¡Voces de Resistencia! Using LatCrit to Explore the Resilient and Transformational Resistance in Latin@ Pre-Service Teachers
Apr 11 @ 9:00 AM
LSC 710
Latin@ students remain underrepresented in higher education and in teacher education programs. They often face challenges that stem from economic factors, language barriers, citizenship status, acculturation issues and an isolating campus climate. The purpose of this study was to observe and analyze the particular challenges Latin@ students in an undergraduate teacher preparation program faced and to document behaviors, relationships and resources they utilized to overcome challenges in ineffective educational practices that reproduce race and class inequalities in both their higher education institution and PK-12 institutions. This critical ethnographic approach used participant observation, semi-structured interviews, testimonios and artifacts that captured the lived experiences of Latin@ college students and ways that they were navigating and resisting policies, structures and processes while transforming systems of higher education and PK-12 systems.

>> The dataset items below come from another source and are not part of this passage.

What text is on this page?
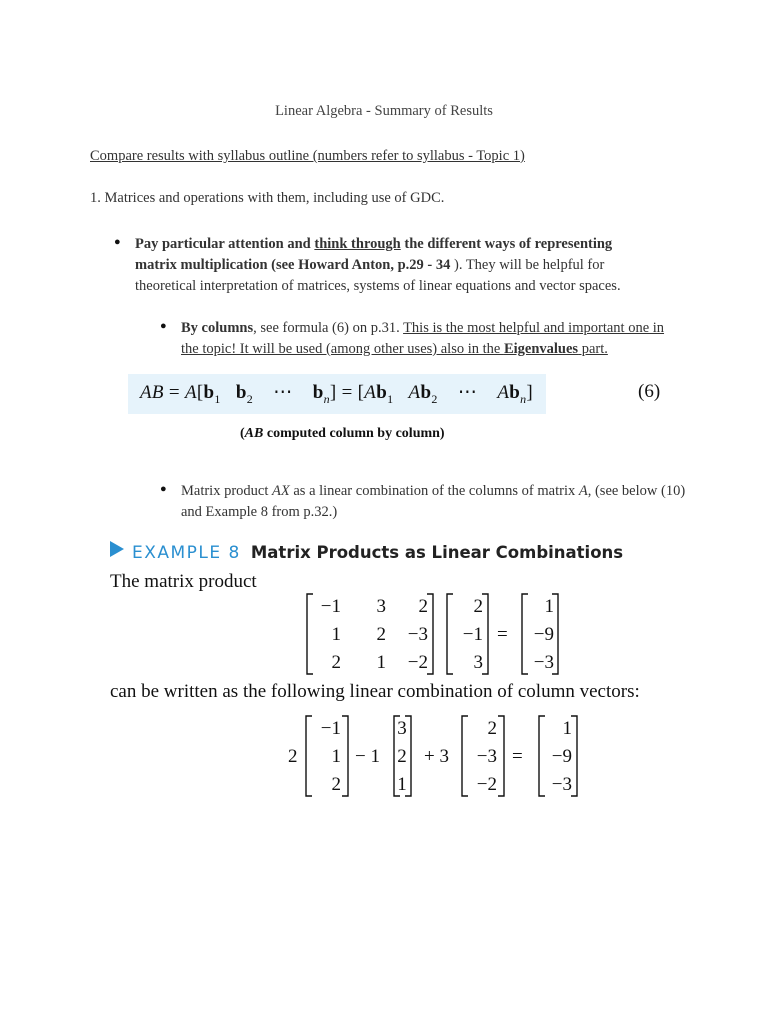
Linear Algebra - Summary of Results
Compare results with syllabus outline (numbers refer to syllabus - Topic 1)
1. Matrices and operations with them, including use of GDC.
● Pay particular attention and think through the different ways of representing matrix multiplication (see Howard Anton, p.29 - 34 ). They will be helpful for theoretical interpretation of matrices, systems of linear equations and vector spaces.
● By columns, see formula (6) on p.31. This is the most helpful and important one in the topic! It will be used (among other uses) also in the Eigenvalues part.
AB = $A[b_1$ $b_2$    ⋯    $b_n] = [Ab_1$ $Ab_2$    ⋯    $Ab_n$]	(6)
(AB computed column by column)
● Matrix product AX as a linear combination of the columns of matrix A, (see below (10) and Example 8 from p.32.)
EXAMPLE 8 Matrix Products as Linear Combinations
The matrix product
−1 3 2
1 2 −3
2 1 −2
2
−1
3
=
1
−9
−3
can be written as the following linear combination of column vectors:
2
−1
1
2
− 1
3
2
1
+ 3
2
−3
−2
=
1
−9
−3
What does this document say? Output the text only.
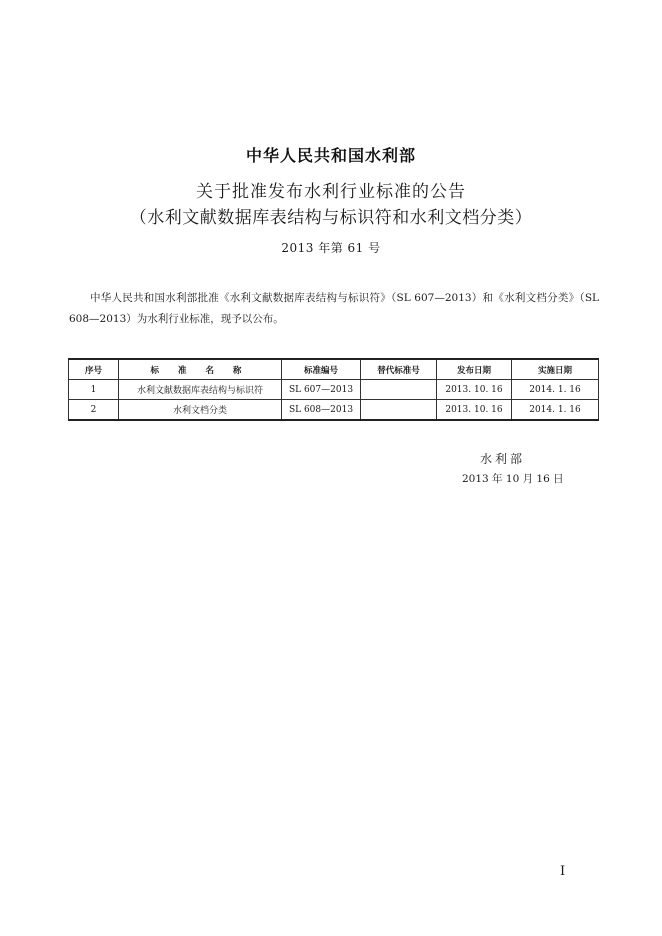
中华人民共和国水利部
关于批准发布水利行业标准的公告
（水利文献数据库表结构与标识符和水利文档分类）
2013 年第 61 号

中华人民共和国水利部批准《水利文献数据库表结构与标识符》（SL 607—2013）和《水利文档分类》（SL 608—2013）为水利行业标准，现予以公布。

序号	标 准 名 称	标准编号	替代标准号	发布日期	实施日期
1	水利文献数据库表结构与标识符	SL 607—2013		2013. 10. 16	2014. 1. 16
2	水利文档分类	SL 608—2013		2013. 10. 16	2014. 1. 16
水利部
2013 年 10 月 16 日
I
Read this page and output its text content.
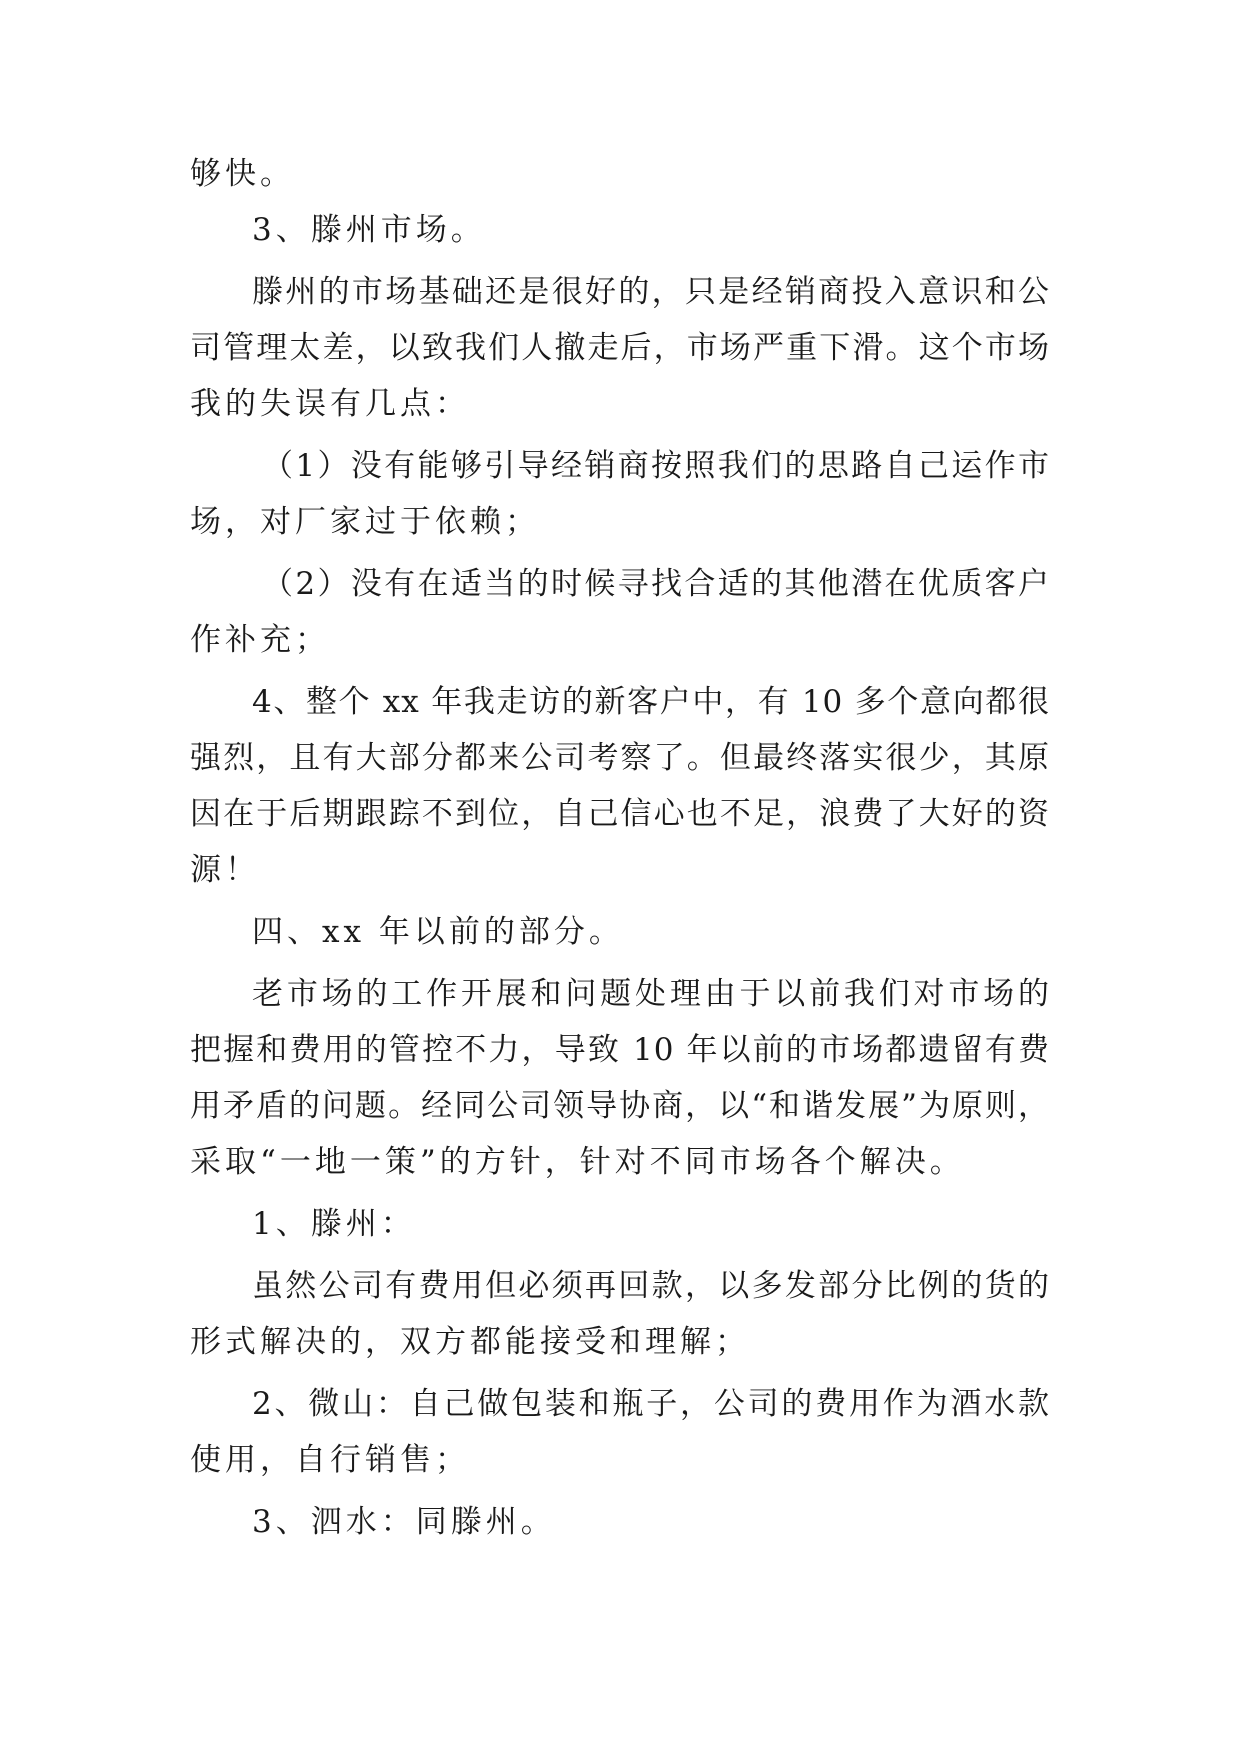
够快。
3、滕州市场。
滕州的市场基础还是很好的，只是经销商投入意识和公
司管理太差，以致我们人撤走后，市场严重下滑。这个市场
我的失误有几点：
（1）没有能够引导经销商按照我们的思路自己运作市
场，对厂家过于依赖；
（2）没有在适当的时候寻找合适的其他潜在优质客户
作补充；
4、整个 xx 年我走访的新客户中，有 10 多个意向都很
强烈，且有大部分都来公司考察了。但最终落实很少，其原
因在于后期跟踪不到位，自己信心也不足，浪费了大好的资
源！
四、xx 年以前的部分。
老市场的工作开展和问题处理由于以前我们对市场的
把握和费用的管控不力，导致 10 年以前的市场都遗留有费
用矛盾的问题。经同公司领导协商，以“和谐发展”为原则，
采取“一地一策”的方针，针对不同市场各个解决。
1、滕州：
虽然公司有费用但必须再回款，以多发部分比例的货的
形式解决的，双方都能接受和理解；
2、微山：自己做包装和瓶子，公司的费用作为酒水款
使用，自行销售；
3、泗水：同滕州。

Using a LatCrit conceptual framework and drawing on previous work of Giroux, Bernal and Solórzano’s (2001) race and gender conscious framework the study examined student resistance as a way for students to actively or passively resist with a potential for social change. The findings showed that students were able to navigate and resist in resilient and transformational ways by reclaiming their truths through a critique of past schooling experiences; building agency with the truth of their assets; and unveiling the truth by diverging from power in norms. These positive forms of youth resistance were a momentum for social justice that empowered students to take action and begin the transformation of inequitable educational systems.